Anthony Hopkins (Benoît) et Jonathan Pryce (François) sont les deux interprètes principaux du film «Les deux papes».

Face-à-face imaginaire entre «Les deux papes»

LOS ANGELES — À chaque histoire son héros et son méchant. Quand Fernando Meirelles a décidé de faire un film sur un face-à-face entre le pape François et le pape émérite Benoît XVI, le réalisateur brésilien a rapidement distribué les rôles, peut-être un peu hâtivement.

Pour la première fois depuis sept siècles, l’Église catholique a deux pontifes bien vivants et le film Les deux papes imagine une série de débats passionnés entre un Benoît strict et conservateur et son charismatique successeur François, à la fibre plus sociale.

«Au début du film, pour moi Benoît était “le mauvais pape” et François “le gentil pape”», dit le réalisateur brésilien. Mais au fur et à mesure du tournage, Fernando Meirelles en a appris davantage au sujet de chacun des deux hommes et un changement a commencé à s’opérer en lui.

Il a notamment regardé Benoît XVI, l’Allemand Joseph Ratzinger pour l’état civil, d’un autre œil. «J’ai lu certains de ses écrits. Et j’ai regardé certains de ses sermons. Il est intéressant», a-t-il expliqué à l’AFP lors de la présentation de son film à Los Angeles.

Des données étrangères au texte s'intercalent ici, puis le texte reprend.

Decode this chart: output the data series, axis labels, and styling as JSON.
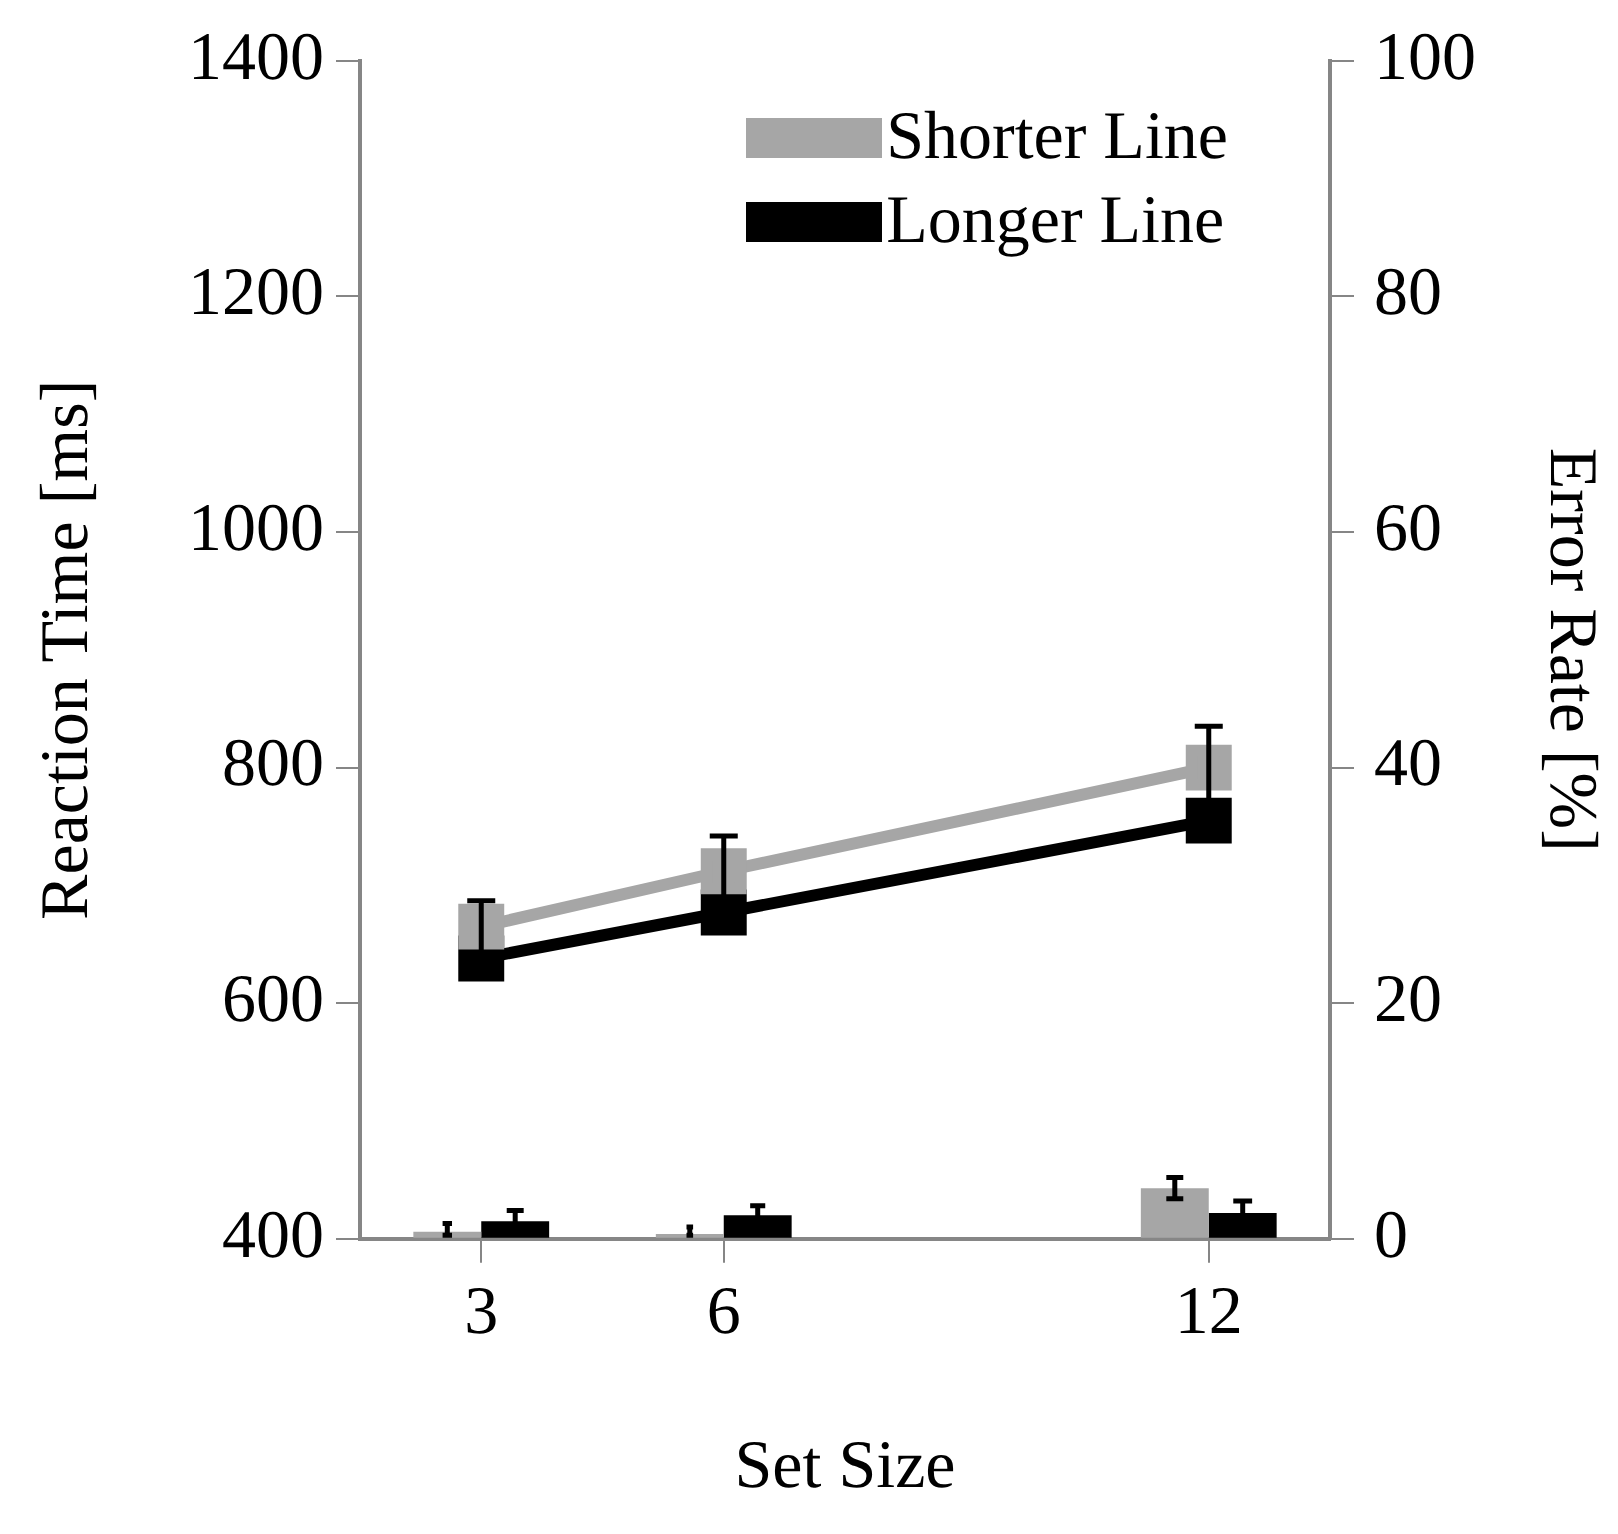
{
  "chart_data": {
    "type": "line",
    "xlabel": "Set Size",
    "ylabel": "Reaction Time [ms]",
    "y2label": "Error Rate [%]",
    "x": [
      3,
      6,
      12
    ],
    "xlim": [
      1.5,
      13.5
    ],
    "xticks": [
      3,
      6,
      12
    ],
    "ylim": [
      400,
      1400
    ],
    "yticks": [
      400,
      600,
      800,
      1000,
      1200,
      1400
    ],
    "y2lim": [
      0,
      100
    ],
    "y2ticks": [
      0,
      20,
      40,
      60,
      80,
      100
    ],
    "series": [
      {
        "name": "Shorter Line",
        "color": "#a6a6a6",
        "values": [
          665,
          712,
          800
        ],
        "errors": [
          22,
          30,
          35
        ]
      },
      {
        "name": "Longer Line",
        "color": "#000000",
        "values": [
          638,
          677,
          755
        ]
      },
      {
        "type": "bar",
        "axis": "y2",
        "color": "#a6a6a6",
        "values": [
          0.6,
          0.4,
          4.3
        ],
        "errors": [
          [
            0.3,
            1.3
          ],
          [
            0.3,
            1.0
          ],
          0.9
        ]
      },
      {
        "type": "bar",
        "axis": "y2",
        "color": "#000000",
        "values": [
          1.5,
          2.0,
          2.2
        ],
        "errors": [
          0.9,
          0.8,
          1.0
        ]
      }
    ],
    "marker": "square",
    "grid": false,
    "legend": "top right"
  }
}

«Je pense que la presse a créé cette image de “nazi”, ce qu’il n’est pas vraiment... Il n’est pas si différent du pape François en réalité», estime Fernando Meirelles.

À l’écran, les deux hommes surmontent leurs différences notamment grâce à la musique d’un Benoît pianiste et à la passion de François pour le soccer, se lançant dans d’intenses conversations dans la résidence d’été du pontife et dans la chapelle Sixtine à Rome.

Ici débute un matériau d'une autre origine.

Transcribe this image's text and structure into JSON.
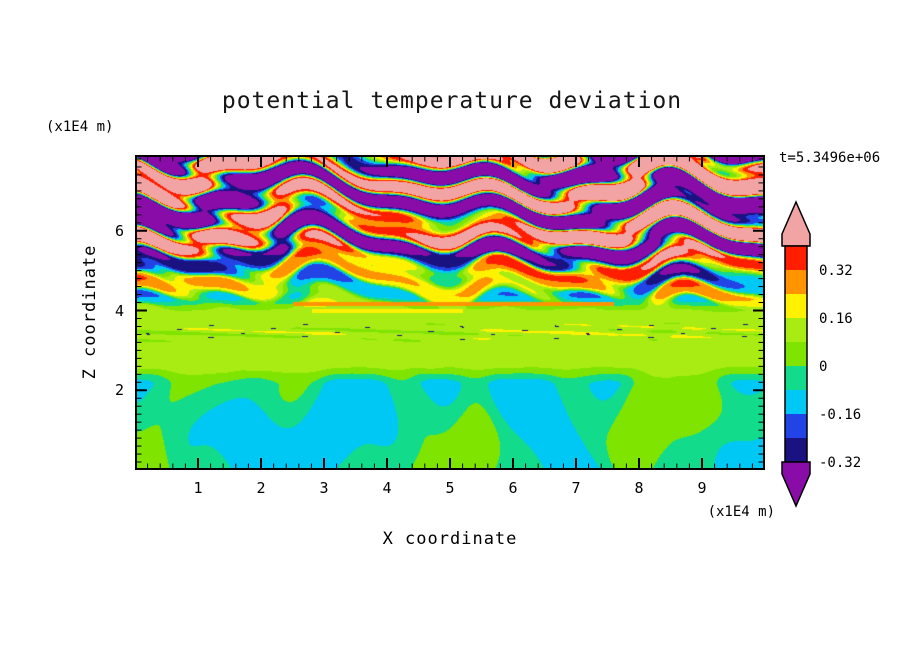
{
  "title": "potential temperature deviation",
  "annotations": {
    "time_label": "t=5.3496e+06",
    "y_unit_label": "(x1E4 m)",
    "x_unit_label": "(x1E4 m)"
  },
  "axes": {
    "x": {
      "label": "X coordinate",
      "range": [
        0,
        10
      ],
      "ticks": [
        1,
        2,
        3,
        4,
        5,
        6,
        7,
        8,
        9
      ],
      "minor_step": 0.2
    },
    "y": {
      "label": "Z coordinate",
      "range": [
        0,
        7.9
      ],
      "ticks": [
        2,
        4,
        6
      ],
      "minor_step": 0.2
    }
  },
  "chart_data": {
    "type": "heatmap",
    "title": "potential temperature deviation",
    "xlabel": "X coordinate",
    "ylabel": "Z coordinate",
    "x_units": "(x1E4 m)",
    "y_units": "(x1E4 m)",
    "time_annotation": "t=5.3496e+06",
    "xlim": [
      0,
      10
    ],
    "ylim": [
      0,
      7.9
    ],
    "field": "potential temperature deviation",
    "colorbar": {
      "tick_labels": [
        "0.32",
        "0.16",
        "0",
        "-0.16",
        "-0.32"
      ],
      "tick_values": [
        0.32,
        0.16,
        0,
        -0.16,
        -0.32
      ],
      "band_width": 0.08,
      "over": {
        "threshold": 0.4,
        "color": "#F2A4A4",
        "name": "pink"
      },
      "under": {
        "threshold": -0.32,
        "color": "#8A0CA8",
        "name": "purple"
      },
      "bands": [
        {
          "min": 0.32,
          "max": 0.4,
          "color": "#FF1E00",
          "name": "red"
        },
        {
          "min": 0.24,
          "max": 0.32,
          "color": "#FF9300",
          "name": "orange"
        },
        {
          "min": 0.16,
          "max": 0.24,
          "color": "#FFF200",
          "name": "yellow"
        },
        {
          "min": 0.08,
          "max": 0.16,
          "color": "#A8EC14",
          "name": "yellow-green"
        },
        {
          "min": 0,
          "max": 0.08,
          "color": "#7FE400",
          "name": "green"
        },
        {
          "min": -0.08,
          "max": 0,
          "color": "#12DB8C",
          "name": "spring-green"
        },
        {
          "min": -0.16,
          "max": -0.08,
          "color": "#00C8F5",
          "name": "cyan"
        },
        {
          "min": -0.24,
          "max": -0.16,
          "color": "#2244E6",
          "name": "blue"
        },
        {
          "min": -0.32,
          "max": -0.24,
          "color": "#1A1280",
          "name": "navy"
        }
      ]
    },
    "structure": {
      "description": "Stratified turbulent field: wavy alternating pink/purple layers aloft (|dev|>0.32) with thin red-orange-yellow and cyan-blue-navy filaments at layer interfaces, mixed red/orange and blue/navy streaky layers at mid levels around z=4-5e4 m, a nearly uniform yellow-green band around z=2.5-4e4 m with thin streaks and a yellow line near z=4e4 m, and a spring-green near-surface region with bright green blobs below z=2.3e4 m.",
      "profile": [
        {
          "t": 0.0,
          "base": -0.045,
          "stripe": 0,
          "blob": 0.1
        },
        {
          "t": 0.27,
          "base": -0.04,
          "stripe": 0,
          "blob": 0.105
        },
        {
          "t": 0.34,
          "base": 0.115,
          "stripe": 0.012,
          "blob": 0.012
        },
        {
          "t": 0.5,
          "base": 0.115,
          "stripe": 0.02,
          "blob": 0.012
        },
        {
          "t": 0.56,
          "base": 0.05,
          "stripe": 0.24,
          "blob": 0
        },
        {
          "t": 0.66,
          "base": 0.02,
          "stripe": 0.37,
          "blob": 0
        },
        {
          "t": 0.72,
          "base": 0.01,
          "stripe": 0.6,
          "blob": 0
        },
        {
          "t": 1.0,
          "base": 0.02,
          "stripe": 0.62,
          "blob": 0
        }
      ]
    }
  }
}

Le film produit par Netflix a retenu deux vedettes britanniques pour incarner les protagonistes, Anthony Hopkins (Benoît et Jonathan Pryce (François), et pourrait figurer parmi les favoris des Oscars.

Il a été écrit par un Néo-Zélandais, Anthony McCarten, dont les trois derniers films (Une merveilleuse histoire du temps, Les heures sombres et Bohemian Rhapsody) ont tous valu à leurs acteurs principaux masculins la plus prestigieuse des statuettes dorées.

M. McCarten estime qu’Anthony Hopkins et Jonathan Pryce signent dans Les deux papes l’une des meilleures performances de leur longue carrière.

Pour M. Hopkins, l’accueil chaleureux réservé au film a été «une grosse surprise» et il espère qu’il sera reçu comme une leçon de tolérance : «Asseyons-nous, parlons-nous et arrêtons d’être aussi sinistres à propos de tout», a lancé l’acteur, déjà récompensé par un Oscar pour son rôle de tueur en série cannibale dans Le silence des agneaux.

Pédophilie et dictature 

En 2013, lorsque Benoît XVI avait démissionné, l’Église était en proie à des scandales d’abus sexuels sur des enfants et de malversations financières, des événements que le film de Fernando Meirelles ne fait qu’effleurer.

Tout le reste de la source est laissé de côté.